と、能勢氏、町方の者や町役人らと衆議致いて御座ったところが、この山向こうの屋敷の主(あるじ)が、これ、切(せちに)この松の木を所望致いて、

「――これ、何としても貰い受けとう御座る!……」

と、懇請致いて御座ったによって、

「……伐り捨つると申すも、これ、無慈悲なことと思うておったによって、まずは幸いじゃ。」

 と、能勢氏も快諾なし、人夫を雇い、周囲を掘りかかって、ようやく、移植のための根切りまで漕ぎつけた。

 ところが……翌朝、人夫が見てみると、これ

――一夜のうちに

――周囲の穴

――これ

――元通り

――埋ってもうておった

と申す。
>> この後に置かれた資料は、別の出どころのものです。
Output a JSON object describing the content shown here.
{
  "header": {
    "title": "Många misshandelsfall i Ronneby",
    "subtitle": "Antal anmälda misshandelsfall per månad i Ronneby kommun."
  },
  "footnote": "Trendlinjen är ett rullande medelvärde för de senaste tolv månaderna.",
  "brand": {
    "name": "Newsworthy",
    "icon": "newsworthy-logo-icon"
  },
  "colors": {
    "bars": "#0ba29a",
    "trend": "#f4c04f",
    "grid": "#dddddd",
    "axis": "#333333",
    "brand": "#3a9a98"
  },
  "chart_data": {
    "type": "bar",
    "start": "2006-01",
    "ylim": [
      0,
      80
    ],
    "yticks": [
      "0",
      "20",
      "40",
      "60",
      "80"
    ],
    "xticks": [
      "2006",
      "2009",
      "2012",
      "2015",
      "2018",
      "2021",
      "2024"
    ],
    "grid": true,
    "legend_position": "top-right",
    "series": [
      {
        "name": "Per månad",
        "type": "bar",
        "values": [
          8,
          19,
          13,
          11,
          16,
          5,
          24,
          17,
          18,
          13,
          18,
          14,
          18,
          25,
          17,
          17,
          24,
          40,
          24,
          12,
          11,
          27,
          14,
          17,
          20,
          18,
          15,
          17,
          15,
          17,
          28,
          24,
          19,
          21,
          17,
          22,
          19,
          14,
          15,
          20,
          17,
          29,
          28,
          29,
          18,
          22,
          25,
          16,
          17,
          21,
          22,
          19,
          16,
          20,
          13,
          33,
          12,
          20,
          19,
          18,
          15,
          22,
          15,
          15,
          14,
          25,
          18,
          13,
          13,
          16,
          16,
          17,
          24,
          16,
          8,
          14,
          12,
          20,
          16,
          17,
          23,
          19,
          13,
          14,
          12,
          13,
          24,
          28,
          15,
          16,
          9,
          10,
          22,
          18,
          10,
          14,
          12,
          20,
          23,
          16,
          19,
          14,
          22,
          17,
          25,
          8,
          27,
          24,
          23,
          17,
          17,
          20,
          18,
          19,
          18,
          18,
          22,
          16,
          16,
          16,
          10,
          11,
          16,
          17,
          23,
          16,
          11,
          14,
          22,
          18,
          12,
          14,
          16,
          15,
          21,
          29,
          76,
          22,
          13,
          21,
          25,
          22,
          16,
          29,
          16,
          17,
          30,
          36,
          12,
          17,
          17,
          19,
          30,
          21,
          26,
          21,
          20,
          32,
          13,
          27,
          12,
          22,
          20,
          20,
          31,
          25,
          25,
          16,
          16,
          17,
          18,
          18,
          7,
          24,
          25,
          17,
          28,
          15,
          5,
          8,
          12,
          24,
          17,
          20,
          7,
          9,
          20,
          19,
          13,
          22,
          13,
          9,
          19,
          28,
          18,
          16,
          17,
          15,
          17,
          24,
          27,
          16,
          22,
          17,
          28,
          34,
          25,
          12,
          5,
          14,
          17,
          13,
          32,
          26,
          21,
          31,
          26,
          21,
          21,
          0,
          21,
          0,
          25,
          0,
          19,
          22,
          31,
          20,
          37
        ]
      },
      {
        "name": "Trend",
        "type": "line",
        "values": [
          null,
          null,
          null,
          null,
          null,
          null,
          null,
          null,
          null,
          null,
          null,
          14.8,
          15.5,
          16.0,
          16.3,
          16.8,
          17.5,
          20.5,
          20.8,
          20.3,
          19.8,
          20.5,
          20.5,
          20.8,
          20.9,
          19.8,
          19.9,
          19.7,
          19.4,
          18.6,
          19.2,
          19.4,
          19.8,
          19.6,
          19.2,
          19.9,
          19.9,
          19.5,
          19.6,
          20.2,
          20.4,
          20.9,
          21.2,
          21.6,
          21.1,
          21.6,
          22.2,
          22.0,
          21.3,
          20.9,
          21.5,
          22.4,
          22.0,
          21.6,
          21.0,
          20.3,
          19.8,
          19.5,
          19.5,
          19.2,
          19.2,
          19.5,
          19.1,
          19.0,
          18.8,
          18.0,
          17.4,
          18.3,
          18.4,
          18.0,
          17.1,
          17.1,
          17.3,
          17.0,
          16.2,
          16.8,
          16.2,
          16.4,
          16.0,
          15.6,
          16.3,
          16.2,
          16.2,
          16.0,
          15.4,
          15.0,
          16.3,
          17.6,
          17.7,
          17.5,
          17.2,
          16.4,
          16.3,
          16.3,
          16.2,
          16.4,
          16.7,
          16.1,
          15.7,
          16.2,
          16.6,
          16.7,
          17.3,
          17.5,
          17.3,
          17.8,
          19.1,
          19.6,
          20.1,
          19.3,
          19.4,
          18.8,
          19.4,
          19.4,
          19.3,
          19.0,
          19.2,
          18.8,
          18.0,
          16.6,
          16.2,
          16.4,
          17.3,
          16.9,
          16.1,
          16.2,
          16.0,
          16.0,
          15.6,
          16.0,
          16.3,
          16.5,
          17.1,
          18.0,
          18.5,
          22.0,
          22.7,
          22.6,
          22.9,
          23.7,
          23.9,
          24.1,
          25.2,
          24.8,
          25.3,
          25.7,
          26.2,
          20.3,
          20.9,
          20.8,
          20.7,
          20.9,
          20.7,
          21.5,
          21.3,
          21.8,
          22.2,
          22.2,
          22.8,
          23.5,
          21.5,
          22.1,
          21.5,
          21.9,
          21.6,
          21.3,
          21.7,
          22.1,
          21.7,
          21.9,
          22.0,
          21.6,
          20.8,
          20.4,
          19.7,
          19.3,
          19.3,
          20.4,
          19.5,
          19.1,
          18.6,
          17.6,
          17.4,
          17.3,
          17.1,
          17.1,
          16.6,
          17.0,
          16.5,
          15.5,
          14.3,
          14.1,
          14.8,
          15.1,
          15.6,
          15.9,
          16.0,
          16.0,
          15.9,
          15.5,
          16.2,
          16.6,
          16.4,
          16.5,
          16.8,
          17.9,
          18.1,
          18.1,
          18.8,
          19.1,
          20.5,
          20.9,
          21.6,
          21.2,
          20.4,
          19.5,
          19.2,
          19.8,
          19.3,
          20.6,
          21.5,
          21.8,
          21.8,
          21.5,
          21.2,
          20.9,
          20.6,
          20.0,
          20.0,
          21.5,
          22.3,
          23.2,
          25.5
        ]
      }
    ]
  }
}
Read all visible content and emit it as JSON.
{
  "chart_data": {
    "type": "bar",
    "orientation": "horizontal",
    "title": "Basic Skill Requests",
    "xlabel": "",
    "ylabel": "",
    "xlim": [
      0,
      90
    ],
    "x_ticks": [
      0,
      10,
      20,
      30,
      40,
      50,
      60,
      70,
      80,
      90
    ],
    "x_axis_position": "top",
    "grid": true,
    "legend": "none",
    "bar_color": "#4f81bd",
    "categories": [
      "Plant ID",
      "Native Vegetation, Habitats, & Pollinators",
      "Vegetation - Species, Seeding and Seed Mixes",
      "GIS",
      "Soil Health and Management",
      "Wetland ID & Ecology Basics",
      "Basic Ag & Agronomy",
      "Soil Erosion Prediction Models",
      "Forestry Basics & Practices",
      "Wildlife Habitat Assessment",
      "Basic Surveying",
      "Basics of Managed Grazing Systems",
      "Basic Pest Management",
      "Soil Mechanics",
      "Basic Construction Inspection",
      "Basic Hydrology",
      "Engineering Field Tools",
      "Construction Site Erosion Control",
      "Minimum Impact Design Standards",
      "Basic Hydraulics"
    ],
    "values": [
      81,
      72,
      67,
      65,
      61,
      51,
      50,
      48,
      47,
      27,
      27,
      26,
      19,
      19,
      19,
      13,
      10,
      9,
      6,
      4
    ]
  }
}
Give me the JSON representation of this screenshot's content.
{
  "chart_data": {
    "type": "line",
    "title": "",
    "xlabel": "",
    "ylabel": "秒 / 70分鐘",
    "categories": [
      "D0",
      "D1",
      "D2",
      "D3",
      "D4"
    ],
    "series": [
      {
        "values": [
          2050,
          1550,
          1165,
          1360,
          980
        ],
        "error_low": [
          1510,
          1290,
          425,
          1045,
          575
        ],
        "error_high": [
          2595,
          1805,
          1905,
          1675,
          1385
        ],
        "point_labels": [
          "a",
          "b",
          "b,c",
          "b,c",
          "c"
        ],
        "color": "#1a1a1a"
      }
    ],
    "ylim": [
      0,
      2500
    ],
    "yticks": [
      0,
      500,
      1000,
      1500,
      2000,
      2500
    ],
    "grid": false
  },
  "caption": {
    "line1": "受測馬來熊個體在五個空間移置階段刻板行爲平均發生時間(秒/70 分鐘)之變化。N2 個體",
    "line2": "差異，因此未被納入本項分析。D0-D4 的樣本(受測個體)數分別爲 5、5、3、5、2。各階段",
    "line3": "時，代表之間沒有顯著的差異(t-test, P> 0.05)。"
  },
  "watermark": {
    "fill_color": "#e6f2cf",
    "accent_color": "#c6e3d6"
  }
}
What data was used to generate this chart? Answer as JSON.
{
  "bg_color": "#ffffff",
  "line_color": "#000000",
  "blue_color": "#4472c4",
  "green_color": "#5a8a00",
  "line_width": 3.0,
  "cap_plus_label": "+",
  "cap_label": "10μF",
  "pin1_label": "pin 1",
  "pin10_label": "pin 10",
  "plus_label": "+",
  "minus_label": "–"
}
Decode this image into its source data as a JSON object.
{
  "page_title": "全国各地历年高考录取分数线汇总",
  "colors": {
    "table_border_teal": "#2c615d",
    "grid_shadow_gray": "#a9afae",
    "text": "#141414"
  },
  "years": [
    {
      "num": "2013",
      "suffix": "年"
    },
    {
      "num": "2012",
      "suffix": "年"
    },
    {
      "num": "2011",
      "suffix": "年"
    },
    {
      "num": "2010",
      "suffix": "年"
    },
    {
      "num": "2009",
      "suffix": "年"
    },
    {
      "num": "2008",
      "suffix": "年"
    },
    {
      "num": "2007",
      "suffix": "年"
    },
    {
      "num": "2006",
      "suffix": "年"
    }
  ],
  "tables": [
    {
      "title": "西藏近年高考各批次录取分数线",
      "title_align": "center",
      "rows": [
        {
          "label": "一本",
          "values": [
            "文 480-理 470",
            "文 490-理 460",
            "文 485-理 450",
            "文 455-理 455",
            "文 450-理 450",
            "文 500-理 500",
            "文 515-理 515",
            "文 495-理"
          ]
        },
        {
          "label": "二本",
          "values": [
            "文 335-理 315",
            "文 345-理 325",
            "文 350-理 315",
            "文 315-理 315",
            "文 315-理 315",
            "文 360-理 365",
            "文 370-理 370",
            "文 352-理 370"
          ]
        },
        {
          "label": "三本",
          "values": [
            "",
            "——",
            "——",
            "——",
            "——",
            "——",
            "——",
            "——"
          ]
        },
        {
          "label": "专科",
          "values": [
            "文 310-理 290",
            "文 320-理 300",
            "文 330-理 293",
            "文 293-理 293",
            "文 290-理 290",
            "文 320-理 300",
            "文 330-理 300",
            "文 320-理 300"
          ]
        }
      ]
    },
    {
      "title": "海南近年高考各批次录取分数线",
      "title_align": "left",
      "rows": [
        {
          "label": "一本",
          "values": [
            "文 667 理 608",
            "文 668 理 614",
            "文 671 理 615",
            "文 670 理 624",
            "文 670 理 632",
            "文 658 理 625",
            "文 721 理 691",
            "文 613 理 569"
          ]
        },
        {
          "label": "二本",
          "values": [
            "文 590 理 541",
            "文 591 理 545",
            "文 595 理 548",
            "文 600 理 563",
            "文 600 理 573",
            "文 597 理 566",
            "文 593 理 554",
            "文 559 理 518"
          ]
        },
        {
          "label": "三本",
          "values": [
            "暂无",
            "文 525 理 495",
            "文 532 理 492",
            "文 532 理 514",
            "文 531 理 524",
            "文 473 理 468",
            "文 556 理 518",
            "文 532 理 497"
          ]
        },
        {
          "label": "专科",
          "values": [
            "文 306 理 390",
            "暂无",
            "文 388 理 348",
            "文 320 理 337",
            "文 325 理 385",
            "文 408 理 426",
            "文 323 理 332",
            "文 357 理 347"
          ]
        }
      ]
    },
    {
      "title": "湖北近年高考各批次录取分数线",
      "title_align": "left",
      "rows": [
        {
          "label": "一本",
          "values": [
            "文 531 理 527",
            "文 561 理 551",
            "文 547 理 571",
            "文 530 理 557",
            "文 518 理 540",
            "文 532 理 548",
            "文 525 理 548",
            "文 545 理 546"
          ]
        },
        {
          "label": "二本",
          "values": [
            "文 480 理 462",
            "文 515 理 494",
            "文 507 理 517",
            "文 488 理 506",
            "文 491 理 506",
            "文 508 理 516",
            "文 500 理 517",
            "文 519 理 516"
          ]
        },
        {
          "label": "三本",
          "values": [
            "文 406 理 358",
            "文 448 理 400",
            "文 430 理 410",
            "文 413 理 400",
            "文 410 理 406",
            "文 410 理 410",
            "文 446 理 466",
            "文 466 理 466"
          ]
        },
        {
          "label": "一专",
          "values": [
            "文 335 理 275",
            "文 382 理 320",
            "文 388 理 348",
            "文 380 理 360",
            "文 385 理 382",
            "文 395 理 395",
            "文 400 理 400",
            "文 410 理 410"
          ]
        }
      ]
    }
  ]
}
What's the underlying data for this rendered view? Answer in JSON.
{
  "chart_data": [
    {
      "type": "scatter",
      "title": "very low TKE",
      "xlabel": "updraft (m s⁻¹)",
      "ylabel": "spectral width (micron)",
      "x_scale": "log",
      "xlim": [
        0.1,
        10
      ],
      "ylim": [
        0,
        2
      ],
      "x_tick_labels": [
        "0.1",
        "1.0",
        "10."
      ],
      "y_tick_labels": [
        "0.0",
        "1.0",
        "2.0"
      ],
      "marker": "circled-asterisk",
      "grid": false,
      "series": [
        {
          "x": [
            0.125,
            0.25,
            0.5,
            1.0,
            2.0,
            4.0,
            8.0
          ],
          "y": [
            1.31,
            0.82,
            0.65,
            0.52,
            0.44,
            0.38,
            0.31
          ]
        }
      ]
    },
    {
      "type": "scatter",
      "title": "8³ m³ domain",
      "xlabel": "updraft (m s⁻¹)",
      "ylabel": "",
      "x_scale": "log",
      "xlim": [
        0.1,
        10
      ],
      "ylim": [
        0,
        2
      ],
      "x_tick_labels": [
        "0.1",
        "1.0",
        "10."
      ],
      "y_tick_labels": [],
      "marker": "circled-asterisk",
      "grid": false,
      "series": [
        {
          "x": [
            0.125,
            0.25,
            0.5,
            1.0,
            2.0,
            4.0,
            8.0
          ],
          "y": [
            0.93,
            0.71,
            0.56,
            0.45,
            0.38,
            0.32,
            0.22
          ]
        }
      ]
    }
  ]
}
……

 されば、なかなかに動かすことも難くなって御座ったれば、その日の移植も取り止めとなったは勿論、何故か、その日、再び土塊(つちくれ)を掘り出ださんと致いた人夫どもも、これ、一人残らず、異様に疲れ切ってやる気をなくし、口々に、

「……これは、こん松の、片目蛇山(かんたちやま)に未練のあるんじゃあ、ねえですかねぇ?」

「……そうよ!……儂らの調子のよぅないも、その松の精の、いたずらしとるんかも知れぬわ!……」

「……さてもかくなったる上は……これ……」

「……おうさ! 思い切ってぶった伐(ぎ)るよりほかに、仕方ありますまいよ……」

と匙を投げて、皆々引き上げてしもうたと申す。

 能勢氏、この話を聞きて、自ずから、かの旧地へ至って、かの松の木の木肌を優しく摩(さす)りつつ、

「……年久しゅうここに御座った松よ、外(ほか)へ移らんは、これ、心憂かるべきものにては御座ろう。……されど……我らとても外へ移ることと相い成ったれば、これ、詮方ない。……幸いにして、お前を愛すべき人の近くおられて、引き移さんことを、これ、切(せち)に望んで御座ったによって、掘り動かさんと致いておるのじゃ。……しかれども、とかく日数(ひかず)を積みたるも動かざるとなれば……これ、詮方なく、伐りも致さざるおえぬことと、相い成ろうぞ。……そうなっては、如何にも無惨と心得て御座ればこそ……どうか、明日は快く移っては、呉れまいか?……」

と、松の木を、これ、穏やかに教え諭いて御座った。

 さても、その翌日のこと、能勢氏、

「――今一度だけ、移し植え、これ、試みられんこと、お願い申す!――」

と、人夫どもに懇請致いた。

 すると――まっこと、不思議にも――その日は、何のことものぅ、望みし御仁が方の屋敷へと、かの松を植え移すこと、叶うたとのことで御座ったよ。